The Attorney-General, appearing for the judicial respondent, concedes the binding nature of the determination of the State Department, but argues that its position is “fantastically illogical,” since the department recognizes that the government which appointed petitioner is no longer in existence. As shown by the cited cases, it is not the function of this court to pass on whether the position taken by the State Department is logical or illogical.

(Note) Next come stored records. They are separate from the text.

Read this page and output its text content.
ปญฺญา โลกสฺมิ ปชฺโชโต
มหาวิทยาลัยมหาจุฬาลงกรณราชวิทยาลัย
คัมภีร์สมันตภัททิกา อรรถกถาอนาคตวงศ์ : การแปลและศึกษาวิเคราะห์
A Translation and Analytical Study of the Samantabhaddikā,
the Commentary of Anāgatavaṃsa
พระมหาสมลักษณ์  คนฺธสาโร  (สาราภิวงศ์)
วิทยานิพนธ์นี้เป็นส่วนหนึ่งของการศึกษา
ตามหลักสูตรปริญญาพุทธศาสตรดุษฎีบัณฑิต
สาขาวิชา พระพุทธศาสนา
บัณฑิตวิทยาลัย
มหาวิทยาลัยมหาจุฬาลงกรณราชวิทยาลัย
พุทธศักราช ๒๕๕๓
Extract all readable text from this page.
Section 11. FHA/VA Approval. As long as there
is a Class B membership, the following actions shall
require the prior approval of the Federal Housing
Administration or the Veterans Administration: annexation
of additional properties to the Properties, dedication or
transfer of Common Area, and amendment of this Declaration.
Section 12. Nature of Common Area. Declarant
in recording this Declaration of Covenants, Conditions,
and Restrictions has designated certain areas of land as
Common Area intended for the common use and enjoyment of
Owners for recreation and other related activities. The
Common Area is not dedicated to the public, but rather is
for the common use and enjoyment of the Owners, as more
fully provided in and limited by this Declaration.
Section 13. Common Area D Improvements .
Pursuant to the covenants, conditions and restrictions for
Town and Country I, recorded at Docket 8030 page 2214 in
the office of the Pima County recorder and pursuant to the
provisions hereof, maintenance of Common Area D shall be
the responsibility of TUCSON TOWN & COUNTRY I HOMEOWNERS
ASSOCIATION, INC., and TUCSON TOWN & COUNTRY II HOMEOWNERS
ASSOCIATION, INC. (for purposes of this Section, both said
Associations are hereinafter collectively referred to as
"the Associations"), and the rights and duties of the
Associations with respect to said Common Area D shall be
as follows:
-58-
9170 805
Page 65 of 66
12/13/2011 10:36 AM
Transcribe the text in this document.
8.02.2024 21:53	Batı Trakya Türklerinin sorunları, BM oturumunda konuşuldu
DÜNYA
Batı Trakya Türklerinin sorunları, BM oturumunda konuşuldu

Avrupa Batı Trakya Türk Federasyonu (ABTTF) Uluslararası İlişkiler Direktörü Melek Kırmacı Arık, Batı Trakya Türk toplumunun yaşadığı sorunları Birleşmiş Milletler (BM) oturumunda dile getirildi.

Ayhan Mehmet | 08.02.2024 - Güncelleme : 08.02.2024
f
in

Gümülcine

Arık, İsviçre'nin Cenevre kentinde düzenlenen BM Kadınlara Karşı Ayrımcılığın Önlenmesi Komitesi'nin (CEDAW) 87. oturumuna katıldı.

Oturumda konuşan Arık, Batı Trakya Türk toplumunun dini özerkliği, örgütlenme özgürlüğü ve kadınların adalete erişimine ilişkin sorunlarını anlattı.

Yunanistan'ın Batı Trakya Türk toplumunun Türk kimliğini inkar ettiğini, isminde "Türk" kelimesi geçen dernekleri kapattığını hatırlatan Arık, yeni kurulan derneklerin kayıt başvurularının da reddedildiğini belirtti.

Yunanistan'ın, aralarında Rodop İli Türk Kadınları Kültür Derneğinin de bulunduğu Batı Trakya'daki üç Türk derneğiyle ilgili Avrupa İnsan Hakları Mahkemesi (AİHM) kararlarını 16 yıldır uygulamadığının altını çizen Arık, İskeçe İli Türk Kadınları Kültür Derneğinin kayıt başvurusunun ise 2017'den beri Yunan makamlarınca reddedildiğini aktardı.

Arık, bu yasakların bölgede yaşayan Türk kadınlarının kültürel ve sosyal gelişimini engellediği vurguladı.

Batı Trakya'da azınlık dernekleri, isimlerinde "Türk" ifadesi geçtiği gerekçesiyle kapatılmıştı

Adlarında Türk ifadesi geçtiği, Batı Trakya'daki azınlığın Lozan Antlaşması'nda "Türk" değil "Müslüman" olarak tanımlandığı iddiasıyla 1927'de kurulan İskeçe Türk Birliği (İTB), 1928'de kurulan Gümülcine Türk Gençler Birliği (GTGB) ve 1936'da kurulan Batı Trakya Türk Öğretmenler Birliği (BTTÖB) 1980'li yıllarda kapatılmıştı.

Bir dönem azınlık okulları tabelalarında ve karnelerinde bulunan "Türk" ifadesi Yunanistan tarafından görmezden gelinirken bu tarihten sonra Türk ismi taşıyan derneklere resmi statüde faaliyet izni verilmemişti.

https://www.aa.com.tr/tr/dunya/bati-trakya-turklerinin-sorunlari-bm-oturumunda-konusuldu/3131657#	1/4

Thus, in Matter of Biaz (supra, p. 432) Chief Justice Fuller said: “we do not assume to sit in judgment upon the decision of the executive in reference to the public character of a person claiming to be a foreign minister, and therefore have the right to accept the certificate of the State Department that a party is or is not a privileged person, and cannot properly be asked to proceed upon argumentative or collateral proof ”,

And in Matter of United States of Mexico v. Schmuck (supra, p. 272) Chief Judge Lehman said: “ Judicial inquiry may be precluded of claims of immunity previously determined by a competent political branch of the Government upon the request of a foreign sovereign State. In such cases, as the courts have frequently pointed out, the courts follow the action of the political branch, and will not embarrass the latter by assuming an antagonistic jurisdiction.’ (United States v. Lee, 106 U. S. 196, 209.) Then judges who assume a jurisdiction which may embarrass the Department of State in the conduct of foreign relations may be commanded to relinquish jurisdiction upon the request or suggestion of the political branch of the Government.”

*431Most clearly in point is Maron v. Liffert (supra, p. 140) where Mr. Justice Walter said that “ It is not so easy to see the logic ” of the State Department’s position but nevertheless felt obliged to follow it (p. 141).

The Attorney-G-eneral does not challenge the propriety of the remedy sought herein, but such an objection is made by the other respondent. The basis for the objection is that section 7801 of the Civil Practice Law and Rules prohibits a proceeding under article 78 to challenge a determination: “1. which is not final or can be adequately reviewed by appeal to a court * * * or 2. which was made in a civil action or criminal matter unless it is an order summarily punishing a contempt committed in the presence of the court.” The answer to this objection is that this proceeding is not brought to review a “determination”, but is concerned with ‘1 whether the body or officer * * * is about to proceed without # * * jurisdiction” (CPLR 7803, subd. 2). The instant proceeding is brought to obtain relief formerly obtained by prohibition (CPLR 7801). It is properly invoked in the instant situation. (United States of Mexico v. Schmuck, supra.)

A judgment will be granted permanently restraining respondents from taking any steps in the proceedings against petitioner now pending in the Criminal Court of the City of New York. Such judgment will not preclude new proceedings if and when petitioner’s exequatur is no longer recognized as effective by the State Department.